Es ist nicht förderlich für die Gesundheit maximal vier Stunden im Halbschlaf vorm Fernseher zu hocken. Auch das die Katze mehr ordentliches Fressen bekommt als du selbst ist ein sicheres Anzeichen für später eintretendes Totalversagen. Dann wundert es nicht, das zwei gewisse Stimmen sich zurückmelden, ihren Dienst sozusagen wieder aufnehmen und dich stundenlang terrorisieren. Angekommen an dem Punkt wirfst du deine „Seize the day“ und „You only live once“ Vorsätze über Bord, verkriechst dich unter Decken und Kissen und der schnurrenden Katze auf dir und wartest, bis die Verzweiflung kommt und dich übermannt. Keine Sorge, das dauert dann nicht mehr allzu lange.
Du zweifelst an dir, denn du hast mehrere Tage nicht mehr geduscht und selbst das Katzenklo riecht besser als du. Auch wird dir übel bei dem Gedanken, das Haus zu verlassen. Einkaufen, ihgitt! Soziale Interaktion! Weiche von mir, Dämon!
Traurigkeit übernimmt deine Gedanken, denn du weißt, das alles nichts bringt. Du könntest den Wodka aus der Küche leer saufen. Und davon kotzen. Du könntest dir erneut deine Arme aufschneiden. Und dann in der Chirurgie abgewiesen werden, weil „Sie machen es ja eh wieder“. Du könntest dich an die Klinik wenden. Und dann wieder tagelang in deinem Zimmer hocken, allein mit deinen Gedanken, kein Gespräch, nur noch mehr und mehr Tabletten. Wer will das schon?

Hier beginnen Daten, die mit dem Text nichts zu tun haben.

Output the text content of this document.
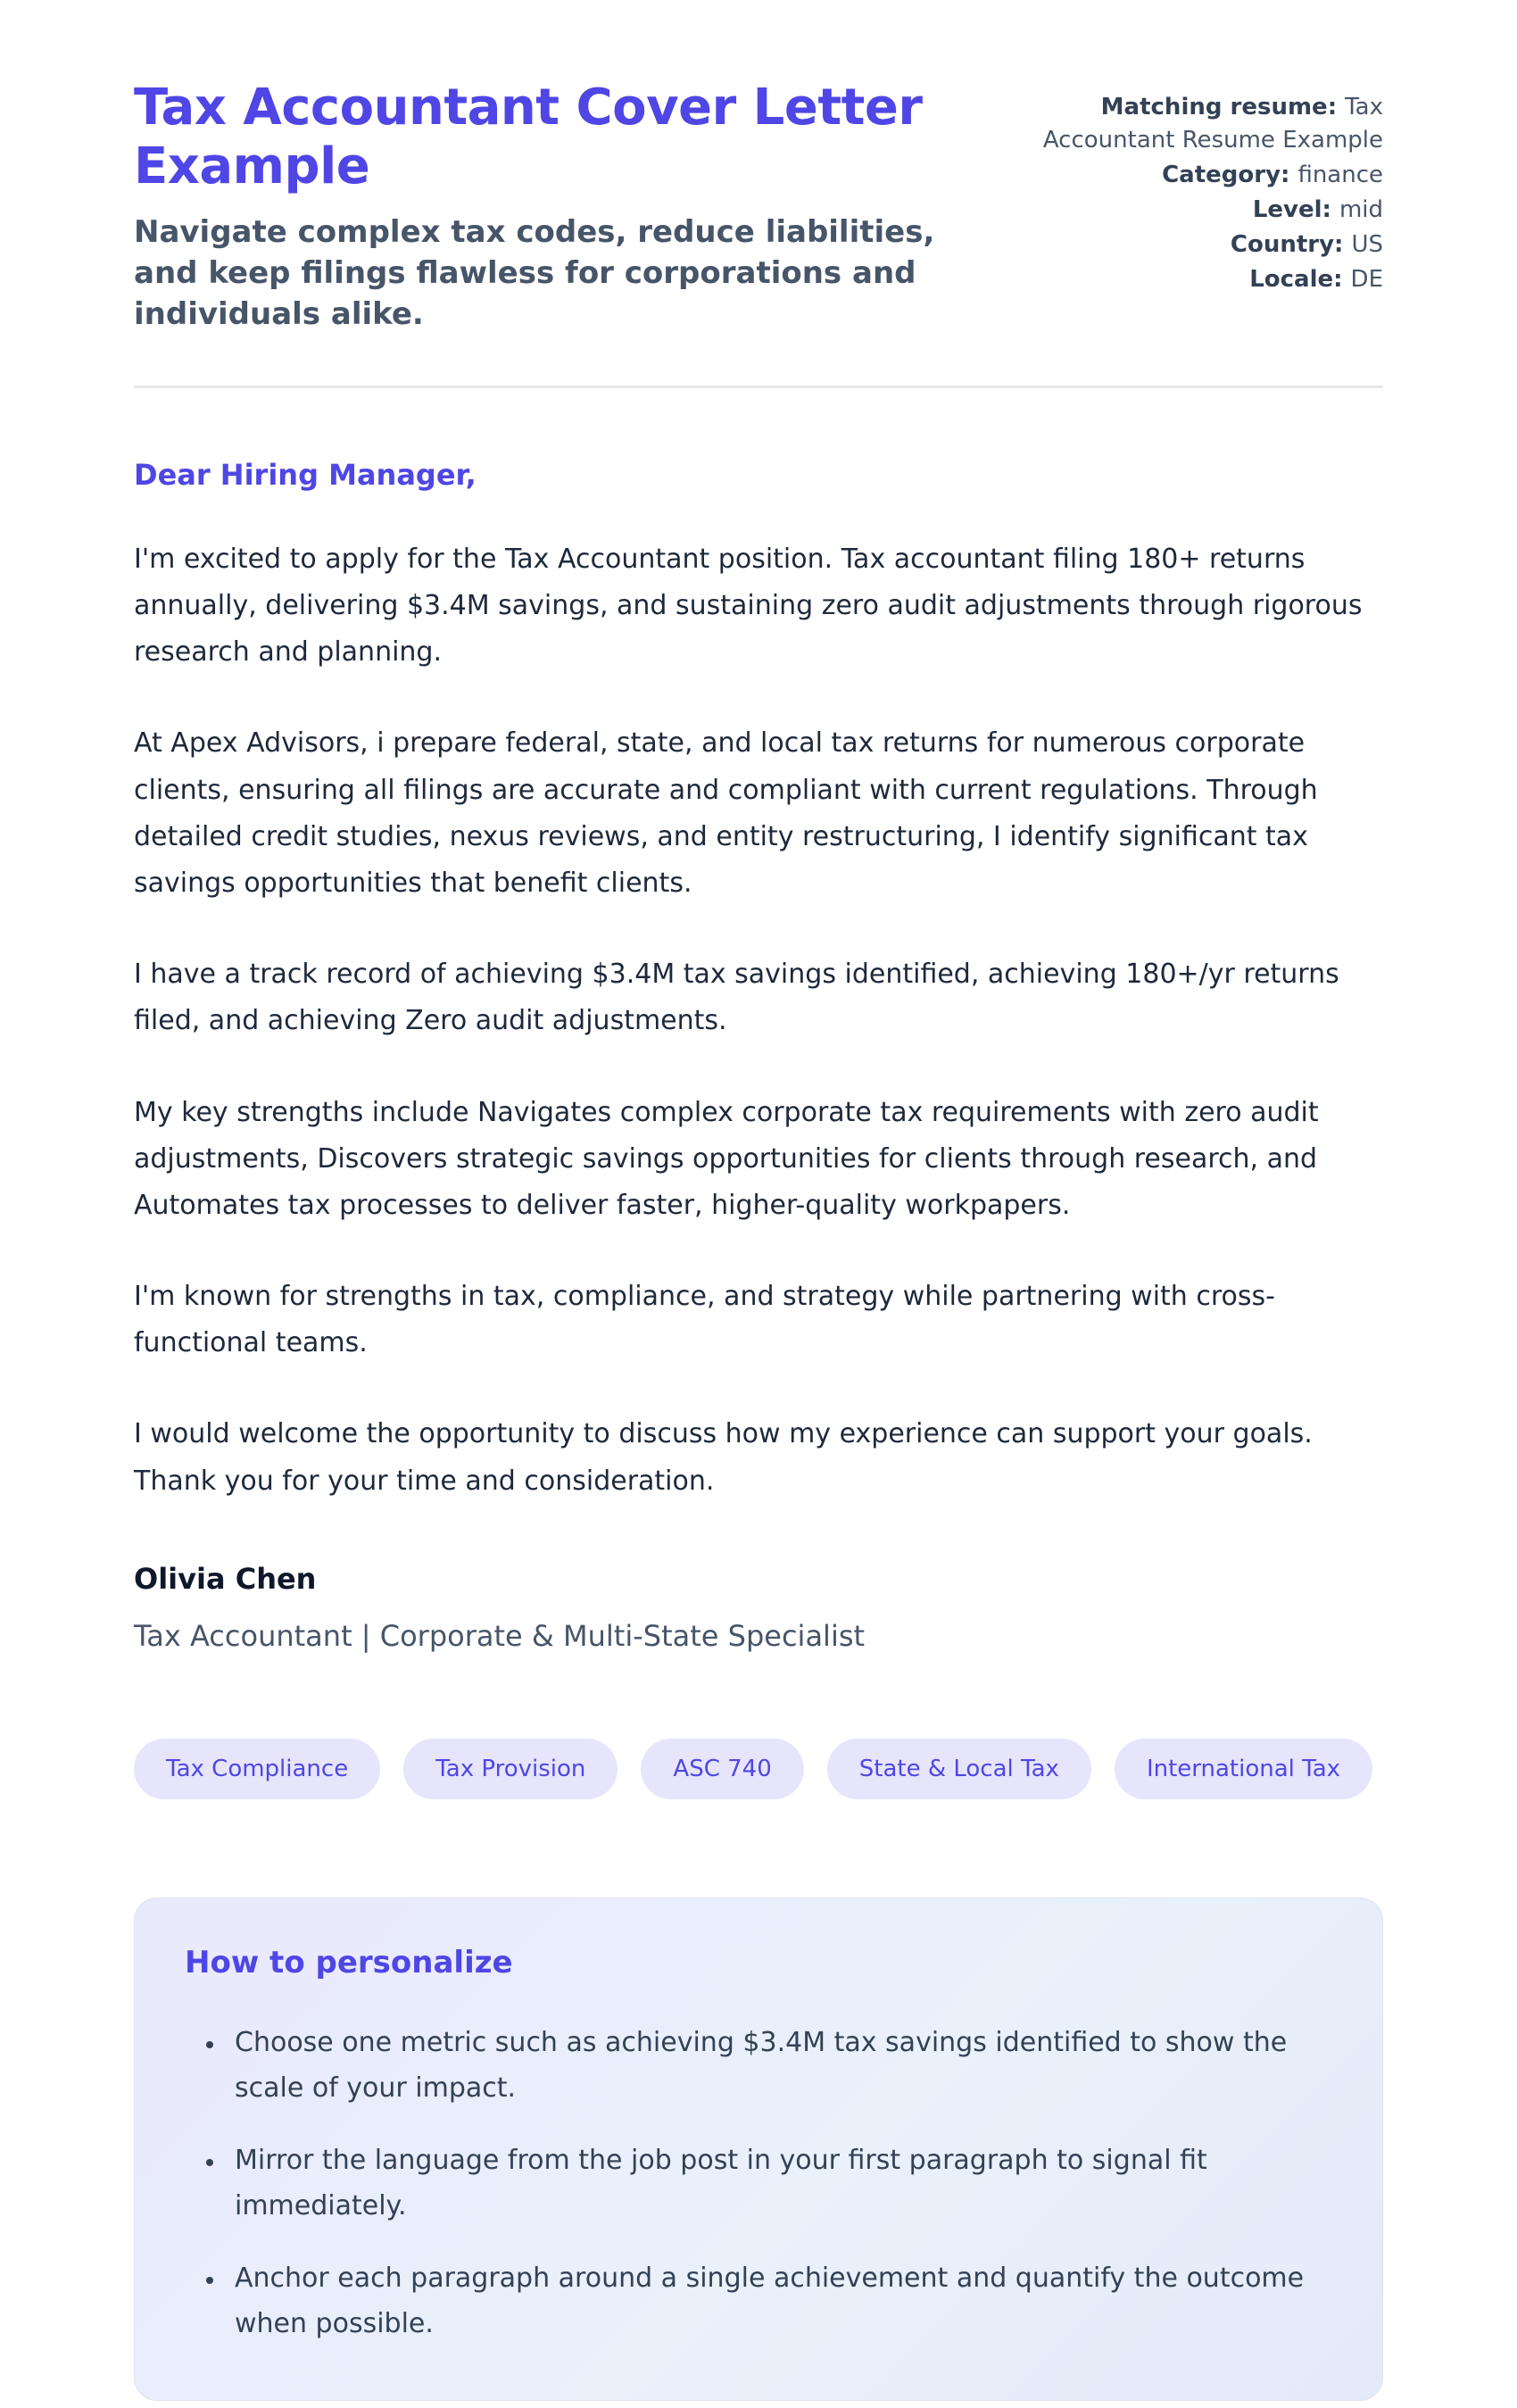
Tax Accountant Cover Letter Example

Navigate complex tax codes, reduce liabilities, and keep filings flawless for corporations and individuals alike.

Matching resume: Tax Accountant Resume Example
Category: finance
Level: mid
Country: US
Locale: DE

Dear Hiring Manager,

I'm excited to apply for the Tax Accountant position. Tax accountant filing 180+ returns annually, delivering $3.4M savings, and sustaining zero audit adjustments through rigorous research and planning.

At Apex Advisors, i prepare federal, state, and local tax returns for numerous corporate clients, ensuring all filings are accurate and compliant with current regulations. Through detailed credit studies, nexus reviews, and entity restructuring, I identify significant tax savings opportunities that benefit clients.

I have a track record of achieving $3.4M tax savings identified, achieving 180+/yr returns filed, and achieving Zero audit adjustments.

My key strengths include Navigates complex corporate tax requirements with zero audit adjustments, Discovers strategic savings opportunities for clients through research, and Automates tax processes to deliver faster, higher-quality workpapers.

I'm known for strengths in tax, compliance, and strategy while partnering with cross-functional teams.

I would welcome the opportunity to discuss how my experience can support your goals. Thank you for your time and consideration.

Olivia Chen

Tax Accountant | Corporate & Multi-State Specialist

Tax Compliance	Tax Provision	ASC 740	State & Local Tax	International Tax
How to personalize
• Choose one metric such as achieving $3.4M tax savings identified to show the scale of your impact.
• Mirror the language from the job post in your first paragraph to signal fit immediately.
• Anchor each paragraph around a single achievement and quantify the outcome when possible.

Weil du nicht schlafen kannst, schaust du Fernsehen. Es läuft ein Drama über ein Mädchen aus Harlem, ohne Zukunft, mehrfach missbraucht vom eigenen Vater (von dem sie Kind Nummer zwei erwartet). Dann denkst du: Fuck, und ich behaupte ein armes Würstchen zu sein?
Sieh der Realität ins Auge. Diese Phasen kommen und gehen. Und du kannst nichts dagegen machen. Bevor du also wieder damit spielst, dir das Gehirn aus dem Kopf zu blasen, einen Zug frontal zu küssen oder einen Jahresvorrat Beruhigungsmittel zu genießen, seh’s einfach ein: dein nächstes Leben, das gewiss kommt, wird genauso beschissen werden.